There’s more here than it is possible to write about. (Perhaps that’s why, as I write myself on Tuesday evening, I can find no other reviews from press or blogs.)

Some favourite things: the sudden emergence of familiar elements from Aurora or Wound II; the rotating solar system, ordered and chaotic, of heliocentric; the blend of electronics and acoustic instruments; the devastating control of one colossal span of time; the staggering instrumental colour.

Some things that either surprised me or still need processing: the children’s playground recording; the final ‘resolution’ of the work’s own utopian goals into improvisation.

For now, that’s all I can manage. CONSTRUCTION is available on the BBC’s iPlayer until the end of the week. I suggest you have a listen.

8 thoughts on “Divers instruments of music likewise to you unknown

  1. Tim, great write-up. Since you were wondering about reviewers – Scott McLaughlin is reviewing a number of concerts for us (Journal of Music), of which one will be the Construction malarkey….his piece will be published towards the end of November I’d say.
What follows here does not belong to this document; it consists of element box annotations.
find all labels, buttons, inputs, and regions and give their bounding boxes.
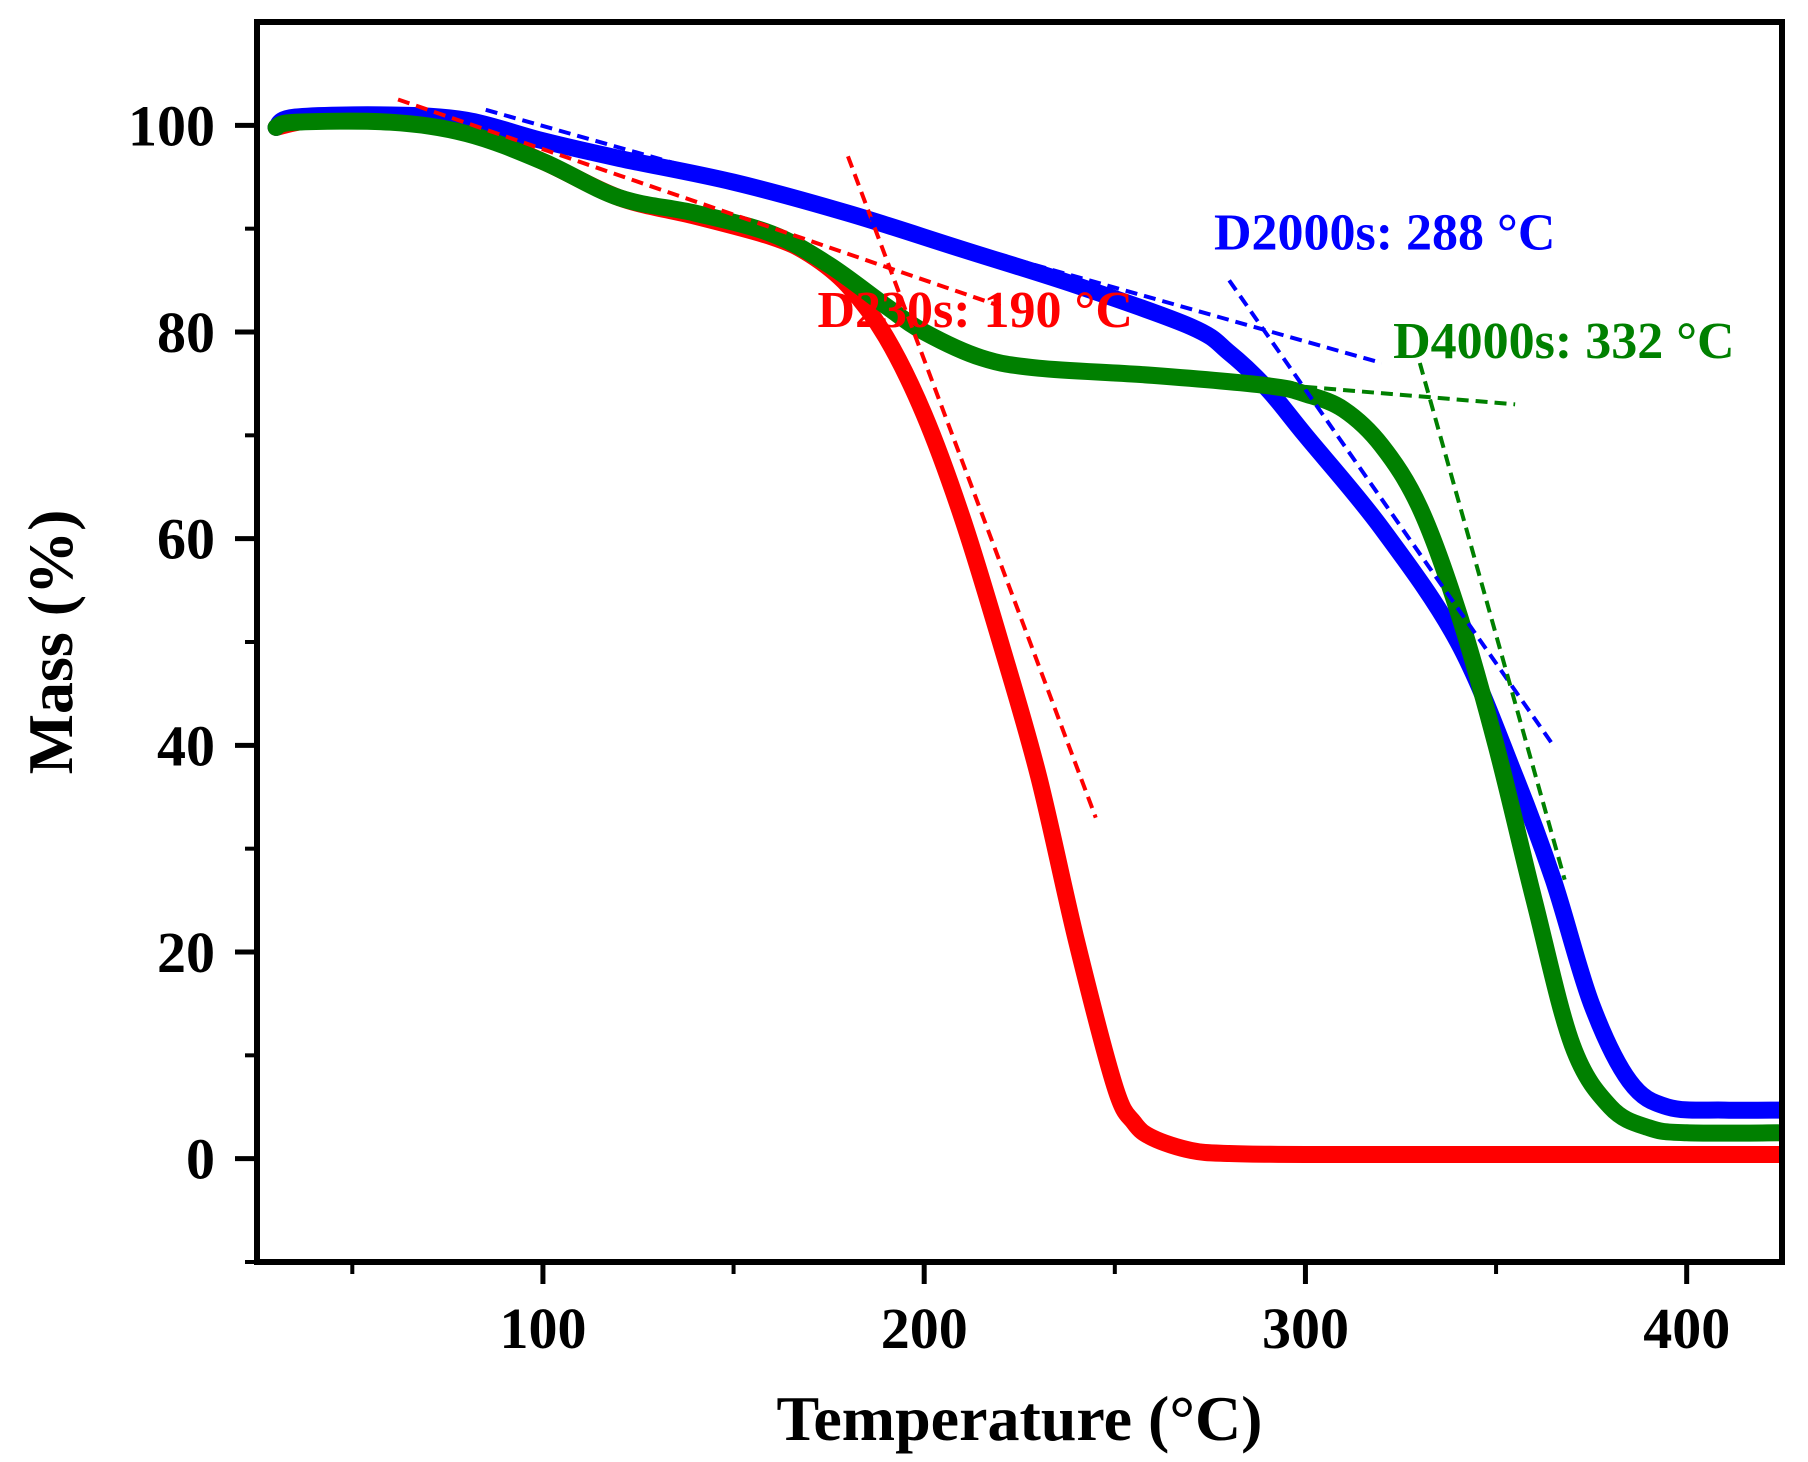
- tick-layer: [235, 122, 1690, 1284]
- tangent-line-d4000s-5: [1417, 362, 1567, 881]
- x-tick-label-400: 400: [1643, 1296, 1730, 1361]
- y-tick-label-60: 60: [157, 507, 215, 572]
- x-tick-label-300: 300: [1262, 1296, 1349, 1361]
- x-axis-title: Temperature (°C): [777, 1383, 1263, 1454]
- annotation-2: D4000s: 332 °C: [1393, 313, 1734, 370]
- y-tick-label-20: 20: [157, 920, 215, 985]
- y-tick-label-100: 100: [128, 93, 215, 158]
- y-tick-label-80: 80: [157, 300, 215, 365]
- x-tick-label-200: 200: [881, 1296, 968, 1361]
- series-layer: [267, 106, 1782, 1164]
- tangent-line-d230s-0: [397, 97, 1002, 309]
- tangent-line-d2000s-2: [485, 107, 1383, 365]
- annotation-layer: D230s: 190 °C D2000s: 288 °C D4000s: 332 °…: [817, 204, 1734, 370]
- series-line-d2000s: [267, 106, 1782, 1119]
- tangent-line-d230s-1: [846, 155, 1098, 819]
- label-layer: 100 200 300 400 0 20 40 60 80 100: [128, 93, 1730, 1361]
- annotation-0: D230s: 190 °C: [817, 282, 1132, 339]
- tangent-layer: [397, 97, 1567, 881]
- y-axis-title: Mass (%): [15, 510, 86, 775]
- x-tick-label-100: 100: [499, 1296, 586, 1361]
- y-tick-label-40: 40: [157, 713, 215, 778]
- tangent-line-d4000s-4: [1267, 381, 1516, 407]
- series-line-d4000s: [267, 112, 1782, 1142]
- y-tick-label-0: 0: [186, 1127, 215, 1192]
- annotation-1: D2000s: 288 °C: [1214, 204, 1555, 261]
  2. I thought it was great. After 75 mins and about 7 hours of concerts already that day, I began to get tired, but up to that point I found it pretty mind-blowing. Really beautiful recorder, guitar and marimba writing; amazing integration of electronics; fascinating introductions of the sound of children playing and bells into the piece’s huge abstract web.

    We had the concert filmed and will be publishing a 20/30-min edit in a month or so, I hope, so you can get more of an idea of what it felt like to be there. We’ll put it on Vimeo and at http://www.soundandmusic.org.

    It’s tricky to recreate it in stereo though, as the multichannel set-up was more crucial to the experience in this piece than in most.